When Isabelle decides to leave her unfaithful husband, she packs her belongings into her car and heads for New York, however things take a tragic turn when she crashes into a stationery car in the middle of a foggy road. The crash claims the life of April Nash, a young wife and mother, but the accident raises more questions than answers as no one seems to know why April had stopped in the middle of the road and where she was going. The only witness to the crash is April’s son, Sam, who was thankfully out of the car and hiding in the woods nearby.
As Isabelle desperately tries to come to terms with April’s death, she finds herself drawn to Sam and his father, Charlie, often watching them from afar to make sure they are coping with April’s loss. Inevitably, Sam and Isabelle’s paths cross once more but as the boy because increasingly fixated on the woman who had a hand in his mother’s death, Charlie becomes increasingly concerned. Charlie tries to forbid Sam from seeing Isabelle but watching his son respond so positively to someone for the first time in months makes him change his mind. As Sam spends more time with Isabelle, Charlie finds himself growing attached to the beautiful young photographer and things start to become even more complex as they fall in love.
I found Pictures of You to be a rather patchy affair as the good elements were spoiled by the mediocre moments. For me, the best aspect was how the author dealt with the grief felt by the characters, particularly young Sam who is so traumatised by his mother’s death, he clings to the notion Isabelle is an angel who will help him talk to April if he keeps to the rules. While Sam is reading a lot about angels, the author adds a lot of angelic symbolism which not only enhances Sam’s beliefs but makes the reader wonder if some events are purely coincidental or if some higher power is really guiding these people together.
The relationship which evolves between Sam and Isabelle is an unlikely one but they both find so much comfort from being together, it is very healing in nature. Unfortunately, the author pushes things too far by adding a romantic element into the mix between Isabelle and Sam’s father, Charlie, which is never convincing. As Charlie and Isabelle become intimate, the author chooses to whisk the reader through several months by which time the couple are declaring they are in love with each other. Telling us they are in love won’t make us believe it and I was never emotionally invested in them as a couple.

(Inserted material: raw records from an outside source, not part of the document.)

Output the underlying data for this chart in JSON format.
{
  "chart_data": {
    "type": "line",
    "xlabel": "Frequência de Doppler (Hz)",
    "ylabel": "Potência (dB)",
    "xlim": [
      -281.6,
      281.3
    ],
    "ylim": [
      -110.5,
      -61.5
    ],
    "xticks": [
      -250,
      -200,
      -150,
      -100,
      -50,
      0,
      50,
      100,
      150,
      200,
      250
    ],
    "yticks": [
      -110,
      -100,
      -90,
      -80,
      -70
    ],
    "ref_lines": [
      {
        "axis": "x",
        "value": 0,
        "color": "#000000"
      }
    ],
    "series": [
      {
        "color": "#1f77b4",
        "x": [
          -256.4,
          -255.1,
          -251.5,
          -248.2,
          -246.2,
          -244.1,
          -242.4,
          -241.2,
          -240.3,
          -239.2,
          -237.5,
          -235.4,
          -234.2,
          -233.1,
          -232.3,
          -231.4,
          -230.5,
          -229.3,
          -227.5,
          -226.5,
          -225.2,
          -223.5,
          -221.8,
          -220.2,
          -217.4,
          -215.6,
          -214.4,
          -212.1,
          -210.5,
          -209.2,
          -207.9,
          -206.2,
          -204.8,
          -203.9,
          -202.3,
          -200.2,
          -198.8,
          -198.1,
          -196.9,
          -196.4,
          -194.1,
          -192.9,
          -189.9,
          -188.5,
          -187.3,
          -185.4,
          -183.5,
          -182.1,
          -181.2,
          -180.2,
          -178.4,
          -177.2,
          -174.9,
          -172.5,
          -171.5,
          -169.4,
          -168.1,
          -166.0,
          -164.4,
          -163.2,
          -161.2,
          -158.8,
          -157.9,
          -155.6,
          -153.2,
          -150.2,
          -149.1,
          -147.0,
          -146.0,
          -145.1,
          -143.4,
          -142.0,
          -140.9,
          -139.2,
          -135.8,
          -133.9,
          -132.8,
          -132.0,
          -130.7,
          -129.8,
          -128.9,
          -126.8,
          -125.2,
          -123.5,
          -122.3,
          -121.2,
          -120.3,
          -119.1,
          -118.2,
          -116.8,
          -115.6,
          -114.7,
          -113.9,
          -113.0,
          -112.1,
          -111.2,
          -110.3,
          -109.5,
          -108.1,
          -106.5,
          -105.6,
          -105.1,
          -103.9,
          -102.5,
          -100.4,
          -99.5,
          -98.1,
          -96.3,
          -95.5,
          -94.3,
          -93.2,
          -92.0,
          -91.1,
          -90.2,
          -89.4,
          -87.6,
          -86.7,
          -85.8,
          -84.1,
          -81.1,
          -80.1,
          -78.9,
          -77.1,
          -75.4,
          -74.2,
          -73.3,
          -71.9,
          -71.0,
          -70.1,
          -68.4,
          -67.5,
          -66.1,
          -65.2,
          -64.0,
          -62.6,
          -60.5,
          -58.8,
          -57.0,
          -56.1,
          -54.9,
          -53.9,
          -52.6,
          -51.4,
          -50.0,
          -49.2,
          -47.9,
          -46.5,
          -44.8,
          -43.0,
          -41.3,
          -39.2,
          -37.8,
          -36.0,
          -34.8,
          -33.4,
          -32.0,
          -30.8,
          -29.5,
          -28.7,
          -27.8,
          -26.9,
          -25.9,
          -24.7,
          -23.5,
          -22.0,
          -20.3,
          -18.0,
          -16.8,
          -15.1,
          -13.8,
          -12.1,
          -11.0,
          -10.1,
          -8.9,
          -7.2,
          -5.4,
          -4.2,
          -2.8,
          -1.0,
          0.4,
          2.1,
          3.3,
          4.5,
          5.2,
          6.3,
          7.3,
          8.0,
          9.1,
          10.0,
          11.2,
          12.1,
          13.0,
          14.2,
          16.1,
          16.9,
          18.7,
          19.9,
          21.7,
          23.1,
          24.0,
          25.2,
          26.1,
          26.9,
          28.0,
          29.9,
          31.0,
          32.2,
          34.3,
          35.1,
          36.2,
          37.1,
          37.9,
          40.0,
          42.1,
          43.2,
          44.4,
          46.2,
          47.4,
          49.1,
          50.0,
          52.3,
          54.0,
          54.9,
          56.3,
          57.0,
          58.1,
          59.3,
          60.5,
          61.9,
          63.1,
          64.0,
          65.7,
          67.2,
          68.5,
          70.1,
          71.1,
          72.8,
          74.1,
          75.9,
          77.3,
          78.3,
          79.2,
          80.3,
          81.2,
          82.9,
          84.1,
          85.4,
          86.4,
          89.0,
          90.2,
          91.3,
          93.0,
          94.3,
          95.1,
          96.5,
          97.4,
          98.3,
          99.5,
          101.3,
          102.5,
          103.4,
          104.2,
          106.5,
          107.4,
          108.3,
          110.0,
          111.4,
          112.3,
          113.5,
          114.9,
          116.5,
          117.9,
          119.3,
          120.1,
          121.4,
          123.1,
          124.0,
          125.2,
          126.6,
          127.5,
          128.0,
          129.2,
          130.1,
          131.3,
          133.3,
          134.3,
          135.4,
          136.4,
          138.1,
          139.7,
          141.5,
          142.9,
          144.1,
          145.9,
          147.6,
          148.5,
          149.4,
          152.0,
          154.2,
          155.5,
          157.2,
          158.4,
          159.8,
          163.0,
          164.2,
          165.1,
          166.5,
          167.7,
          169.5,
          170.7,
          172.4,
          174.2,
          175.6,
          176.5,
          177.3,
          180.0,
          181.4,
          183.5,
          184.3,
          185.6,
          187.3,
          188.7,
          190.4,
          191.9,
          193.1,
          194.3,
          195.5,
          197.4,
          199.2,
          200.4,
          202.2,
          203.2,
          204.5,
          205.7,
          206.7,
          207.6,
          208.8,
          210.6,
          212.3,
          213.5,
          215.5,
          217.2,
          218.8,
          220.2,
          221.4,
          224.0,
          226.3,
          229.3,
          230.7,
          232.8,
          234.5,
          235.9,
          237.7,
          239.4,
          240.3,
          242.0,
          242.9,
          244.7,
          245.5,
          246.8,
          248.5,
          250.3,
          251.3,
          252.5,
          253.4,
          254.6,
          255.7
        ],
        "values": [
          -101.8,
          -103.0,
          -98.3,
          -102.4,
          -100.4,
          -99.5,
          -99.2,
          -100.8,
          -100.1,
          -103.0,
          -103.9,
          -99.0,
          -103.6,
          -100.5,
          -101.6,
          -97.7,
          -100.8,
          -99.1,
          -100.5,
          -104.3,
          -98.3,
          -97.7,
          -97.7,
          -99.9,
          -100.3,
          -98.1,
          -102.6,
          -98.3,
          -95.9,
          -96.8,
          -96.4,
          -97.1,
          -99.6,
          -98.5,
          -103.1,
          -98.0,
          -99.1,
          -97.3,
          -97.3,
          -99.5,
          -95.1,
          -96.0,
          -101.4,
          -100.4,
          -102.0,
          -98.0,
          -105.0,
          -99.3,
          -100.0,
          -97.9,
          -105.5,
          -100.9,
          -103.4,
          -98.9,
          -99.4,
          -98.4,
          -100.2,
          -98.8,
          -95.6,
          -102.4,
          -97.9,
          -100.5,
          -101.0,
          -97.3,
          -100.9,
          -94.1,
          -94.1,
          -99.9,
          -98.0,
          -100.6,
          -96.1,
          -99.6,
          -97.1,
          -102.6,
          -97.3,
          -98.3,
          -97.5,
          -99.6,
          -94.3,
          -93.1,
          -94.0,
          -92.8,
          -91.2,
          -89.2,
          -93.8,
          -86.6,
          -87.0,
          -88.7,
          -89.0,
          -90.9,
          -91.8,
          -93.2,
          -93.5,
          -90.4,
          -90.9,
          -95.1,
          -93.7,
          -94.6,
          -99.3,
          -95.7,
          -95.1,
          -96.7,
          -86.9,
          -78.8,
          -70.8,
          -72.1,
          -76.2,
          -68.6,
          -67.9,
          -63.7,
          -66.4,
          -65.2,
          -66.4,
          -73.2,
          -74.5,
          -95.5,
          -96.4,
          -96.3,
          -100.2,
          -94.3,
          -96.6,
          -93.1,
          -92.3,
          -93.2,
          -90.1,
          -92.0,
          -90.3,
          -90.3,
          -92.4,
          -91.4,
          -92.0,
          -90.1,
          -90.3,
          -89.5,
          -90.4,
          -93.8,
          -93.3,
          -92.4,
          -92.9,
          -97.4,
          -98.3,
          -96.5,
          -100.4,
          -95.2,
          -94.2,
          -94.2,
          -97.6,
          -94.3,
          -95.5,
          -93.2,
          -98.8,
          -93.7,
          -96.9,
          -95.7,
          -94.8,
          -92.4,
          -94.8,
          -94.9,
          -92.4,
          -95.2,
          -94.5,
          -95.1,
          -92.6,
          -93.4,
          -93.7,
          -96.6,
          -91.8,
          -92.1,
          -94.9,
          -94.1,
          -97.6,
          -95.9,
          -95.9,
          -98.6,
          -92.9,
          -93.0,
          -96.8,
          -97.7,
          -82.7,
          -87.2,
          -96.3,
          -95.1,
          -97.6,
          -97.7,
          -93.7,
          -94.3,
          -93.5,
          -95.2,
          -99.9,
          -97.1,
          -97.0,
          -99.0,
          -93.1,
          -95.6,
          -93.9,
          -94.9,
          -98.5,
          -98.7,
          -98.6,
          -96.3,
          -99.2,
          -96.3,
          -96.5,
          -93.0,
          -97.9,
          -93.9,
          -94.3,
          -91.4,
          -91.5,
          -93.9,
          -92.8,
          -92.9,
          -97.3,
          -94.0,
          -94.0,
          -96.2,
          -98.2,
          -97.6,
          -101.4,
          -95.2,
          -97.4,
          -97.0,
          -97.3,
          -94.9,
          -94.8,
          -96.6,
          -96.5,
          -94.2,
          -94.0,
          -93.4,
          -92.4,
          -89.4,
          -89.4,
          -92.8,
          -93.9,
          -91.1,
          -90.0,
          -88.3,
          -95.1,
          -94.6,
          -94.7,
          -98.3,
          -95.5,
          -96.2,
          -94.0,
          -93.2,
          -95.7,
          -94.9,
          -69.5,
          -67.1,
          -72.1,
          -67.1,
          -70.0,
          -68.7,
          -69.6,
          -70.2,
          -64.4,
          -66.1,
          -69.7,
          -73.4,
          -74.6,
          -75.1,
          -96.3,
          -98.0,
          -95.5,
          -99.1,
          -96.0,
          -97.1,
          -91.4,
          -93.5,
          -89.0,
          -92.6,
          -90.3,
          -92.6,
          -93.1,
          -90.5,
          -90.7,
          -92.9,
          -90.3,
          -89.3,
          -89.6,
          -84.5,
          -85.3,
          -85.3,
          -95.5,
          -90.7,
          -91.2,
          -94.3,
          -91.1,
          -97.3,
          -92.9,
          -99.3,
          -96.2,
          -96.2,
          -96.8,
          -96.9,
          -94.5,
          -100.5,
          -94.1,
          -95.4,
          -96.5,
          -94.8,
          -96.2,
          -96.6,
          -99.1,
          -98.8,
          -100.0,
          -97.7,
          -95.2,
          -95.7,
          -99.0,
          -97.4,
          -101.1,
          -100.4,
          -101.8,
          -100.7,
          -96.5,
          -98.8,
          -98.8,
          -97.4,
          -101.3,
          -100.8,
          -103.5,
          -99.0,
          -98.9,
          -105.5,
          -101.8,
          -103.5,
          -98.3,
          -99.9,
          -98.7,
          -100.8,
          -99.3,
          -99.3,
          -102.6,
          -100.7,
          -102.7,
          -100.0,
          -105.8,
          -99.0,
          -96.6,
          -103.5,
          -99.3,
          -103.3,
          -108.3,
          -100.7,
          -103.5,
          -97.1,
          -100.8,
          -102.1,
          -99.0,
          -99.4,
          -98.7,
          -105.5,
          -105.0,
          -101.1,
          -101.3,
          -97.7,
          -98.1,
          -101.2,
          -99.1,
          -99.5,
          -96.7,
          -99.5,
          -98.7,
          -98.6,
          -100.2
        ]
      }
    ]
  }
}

Considering how the relationship evolves by the end of the novel, it all seems entirely pointless anyway.
The mystery surrounding why April was on the road that night is not that hard to work out and Sam reveals most of it to the reader himself, although Charlie is kept ignorant of the truth until much later. Either way, it’s pretty much irrelevant for much of the plot as Isabelle and Charlie’s decision to conceal their relationship from Sam becomes the primary focus until the inevitable dramatic reveal. As Sam reacts badly to discovering Isabelle isn’t an angel after all, his grief comes crashing down around him and has severe implications on his health as he battles chronic asthma. After this point, the story just seems to peter out as Isabelle leaves for New York and Charlie devotes himself to caring for his son.
The final few chapters are so unstructured, I got the impression Leavitt wasn’t sure how to wrap things up and even her central characters seemed to fade into the background. The epilogue throws us twenty years into the future when an adult Sam is about to meet Isabelle once more and questions why she abandoned him at a time when he needed her the most but it all falls a little flat because her reasoning is so weak. The author also had an extremely annoying habit of introducing things, presumably to move the plot forward, only to leave them dangling again when she had no more use for them.